The Internet Archive is an ambitious project which for years has been archiving at regular intervals the current state of web pages on millions of site. You can simply visit the site, put in a domain name (complete URL to a specific page) and if it's been archived, you'll see the old page in all its glory. Of course, on the surface it seems just plain fun (the site even refers to itself frivolously as the "wayback machine"). For instance, search for google.com and you'll see that their oldest hit is from 1998:
http://web.archive.org/web/19981202230410/http://www.google.com/
It's pretty amazing to see how simple it was then, as it is now. Yahoo also started out much simpler:
http://web.archive.org/web/19961017235908/http://www2.yahoo.com/
Of course, for each of these (and any archived site) there may be dozens of points in time when it has archived what the site looked like.
But back to the real point in this entry: if you try to visit a URL and it's no longer there, whether it's the whole site or a single page, try the archive. It isn't just archiving the front page but spidering as much of the site as it could. Indeed, once you call up a page you can also often follow the links on it to find that other pages have been archived.

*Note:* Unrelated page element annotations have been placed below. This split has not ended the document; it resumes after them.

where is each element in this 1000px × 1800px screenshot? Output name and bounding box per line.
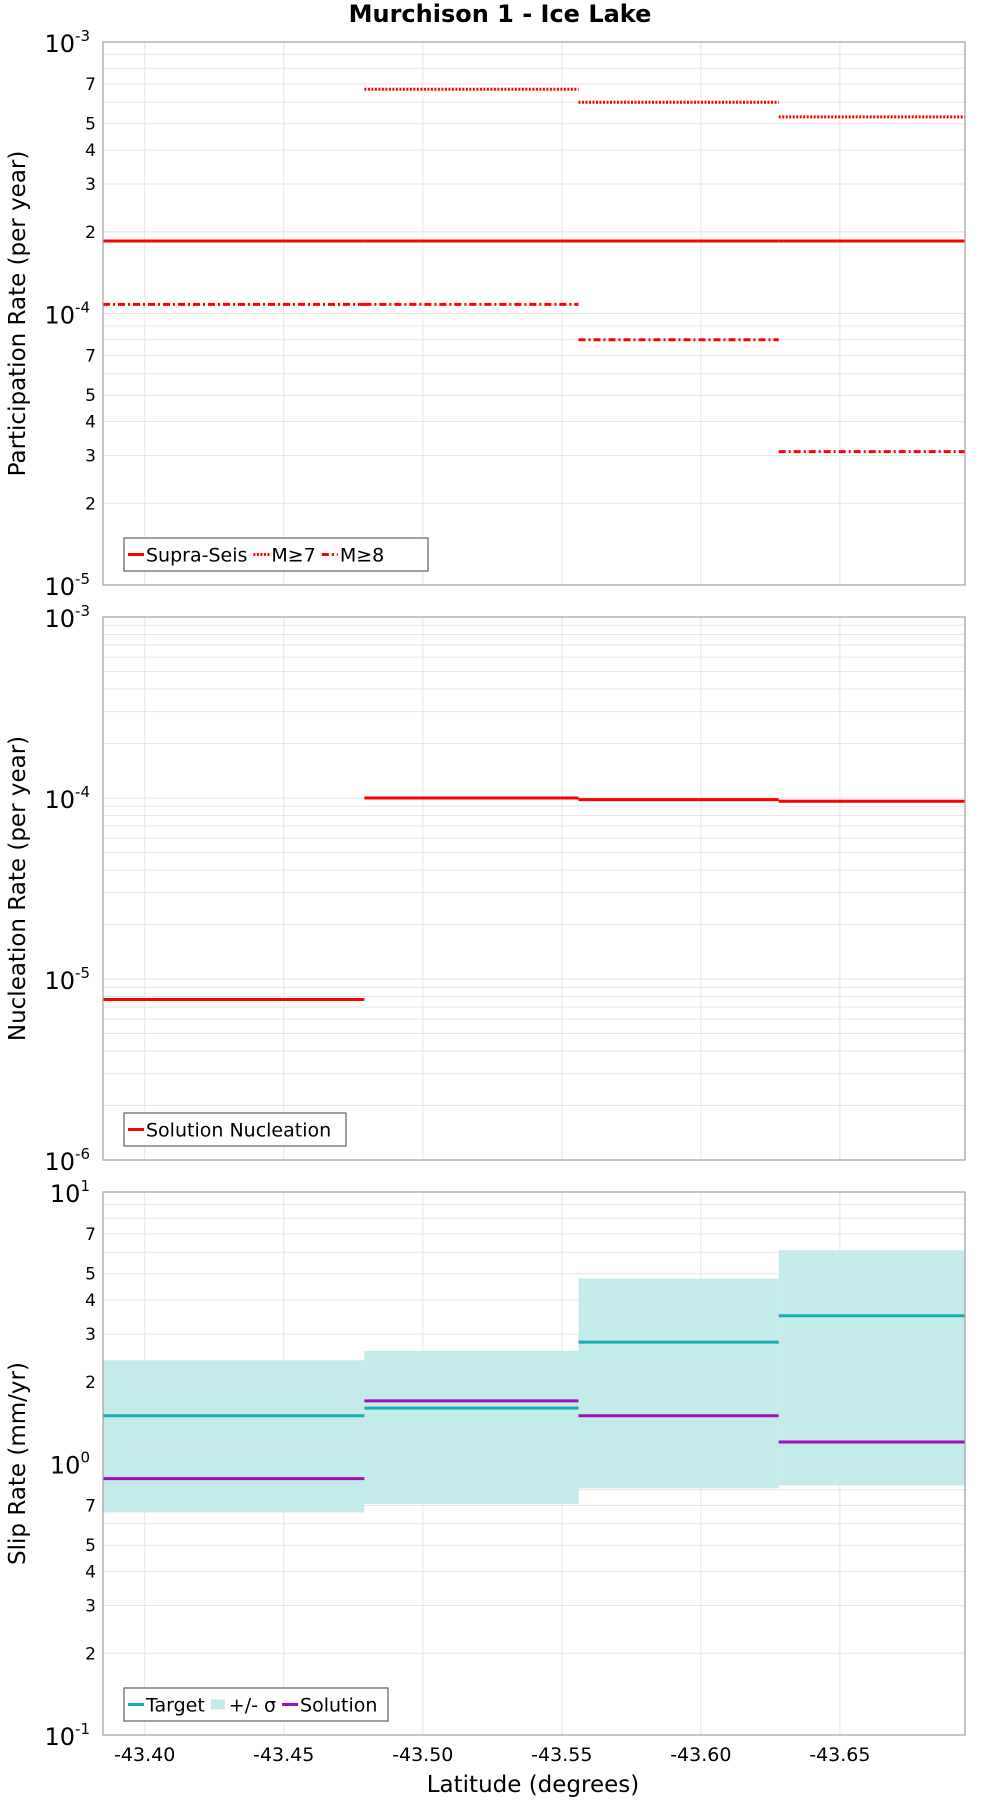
panel-1: 10-3 10-4 10-5 7 5 4 3 2 7 5 4 3 2 Participation Rate… xyxy=(5,27,966,601)
x-tick-label: -43.50 xyxy=(392,1744,453,1766)
y-tick-label: 10-1 xyxy=(44,1720,90,1751)
x-tick-label: -43.55 xyxy=(531,1744,592,1766)
y-tick-label: 10-5 xyxy=(44,964,90,995)
y-tick-label: 10-4 xyxy=(44,783,90,814)
legend-label: Supra-Seis xyxy=(146,545,247,567)
y-tick-label: 3 xyxy=(85,1325,96,1345)
legend-label: Target xyxy=(145,1695,205,1717)
y-axis-label: Participation Rate (per year) xyxy=(5,151,31,477)
legend-label: Solution Nucleation xyxy=(146,1120,331,1142)
y-axis-label: Nucleation Rate (per year) xyxy=(5,736,31,1041)
legend-label: Solution xyxy=(300,1695,377,1717)
y-tick-label: 10-3 xyxy=(44,27,90,58)
panel-2: 10-3 10-4 10-5 10-6 Nucleation Rate (per yea… xyxy=(5,602,966,1176)
band-segment xyxy=(364,1350,579,1504)
y-tick-label: 2 xyxy=(85,1644,96,1664)
y-tick-label: 10-5 xyxy=(44,570,90,601)
y-tick-label: 5 xyxy=(85,386,96,406)
y-tick-label: 7 xyxy=(85,1497,96,1517)
y-tick-label: 101 xyxy=(50,1177,90,1208)
band-segment xyxy=(103,1360,365,1513)
y-tick-label: 2 xyxy=(85,223,96,243)
y-tick-label: 4 xyxy=(85,413,96,433)
legend-label: M≥7 xyxy=(271,545,315,567)
y-tick-label: 4 xyxy=(85,1291,96,1311)
legend-label: +/- σ xyxy=(229,1695,276,1717)
x-tick-label: -43.60 xyxy=(670,1744,731,1766)
y-tick-label: 2 xyxy=(85,1373,96,1393)
legend: Supra-Seis M≥7 M≥8 xyxy=(123,537,429,572)
x-tick-label: -43.65 xyxy=(809,1744,870,1766)
band-segment xyxy=(778,1250,965,1486)
y-tick-label: 5 xyxy=(85,1536,96,1556)
y-tick-label: 10-3 xyxy=(44,602,90,633)
y-tick-label: 3 xyxy=(85,1596,96,1616)
y-tick-label: 10-6 xyxy=(44,1145,90,1176)
y-tick-label: 7 xyxy=(85,347,96,367)
chart-title: Murchison 1 - Ice Lake xyxy=(349,0,652,28)
plot-frame xyxy=(102,616,966,1161)
y-tick-label: 3 xyxy=(85,175,96,195)
y-tick-label: 10-4 xyxy=(44,299,90,330)
y-axis-label: Slip Rate (mm/yr) xyxy=(5,1362,31,1565)
x-tick-label: -43.40 xyxy=(114,1744,175,1766)
legend: Solution Nucleation xyxy=(123,1112,347,1147)
y-tick-label: 4 xyxy=(85,1563,96,1583)
x-axis-label: Latitude (degrees) xyxy=(427,1772,640,1798)
y-tick-label: 7 xyxy=(85,1225,96,1245)
band-segment xyxy=(578,1278,779,1489)
y-tick-label: 4 xyxy=(85,141,96,161)
plot-frame xyxy=(102,1191,966,1736)
y-tick-label: 3 xyxy=(85,446,96,466)
legend-label: M≥8 xyxy=(340,545,384,567)
panel-3: 101 100 10-1 7 5 4 3 2 7 5 4 3 2 Slip Rate (mm/yr) Tar… xyxy=(5,1177,966,1751)
y-tick-label: 5 xyxy=(85,115,96,135)
x-tick-label: -43.45 xyxy=(253,1744,314,1766)
y-tick-label: 2 xyxy=(85,494,96,514)
y-tick-label: 5 xyxy=(85,1265,96,1285)
y-tick-label: 100 xyxy=(50,1449,90,1480)
plot-frame xyxy=(102,41,966,586)
legend-swatch xyxy=(210,1699,225,1710)
y-tick-label: 7 xyxy=(85,75,96,95)
legend: Target +/- σ Solution xyxy=(123,1687,389,1722)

For instance, if you try to visit http://www.allaire.com, it now takes you to http://www.macromedia.com (which will someday soon take you to http://www.adobe.com, but that's another story.) But visit the archive, and you can see that there are lots of past versions of the allaire site archived (from 1997-2004):
http://web.archive.org/web/*/http://www.allaire.com
But my real point was that you may want to search for some specific page on a site. For instance, often I read a web site or email with a link to a Microsoft article that is no longer the same URL as it was. Often I can find that specific article's URL in the archive. It's just awesome. Try it out. (There's even a way to set up a shortcut in your browser to jump to the archive for a page automatically. More on that another time.)
if the content is recently missing you can generally find it using the
google search "cache:www.yoursite.com/yourpage.html" - i find that web
archive tends to lag on indexing many sites while google usually has a more
recent copy
Sean Tierney [legaltech@gmail.com]
Excellent point, Sean. I had meant to hint at that, too, when I wrote this,
and was certainly planning to follow up with a future entry about that
awesome tool (and both how to use right-click on a page to see any cached
page, and also making it easier to access from the google toolbar.)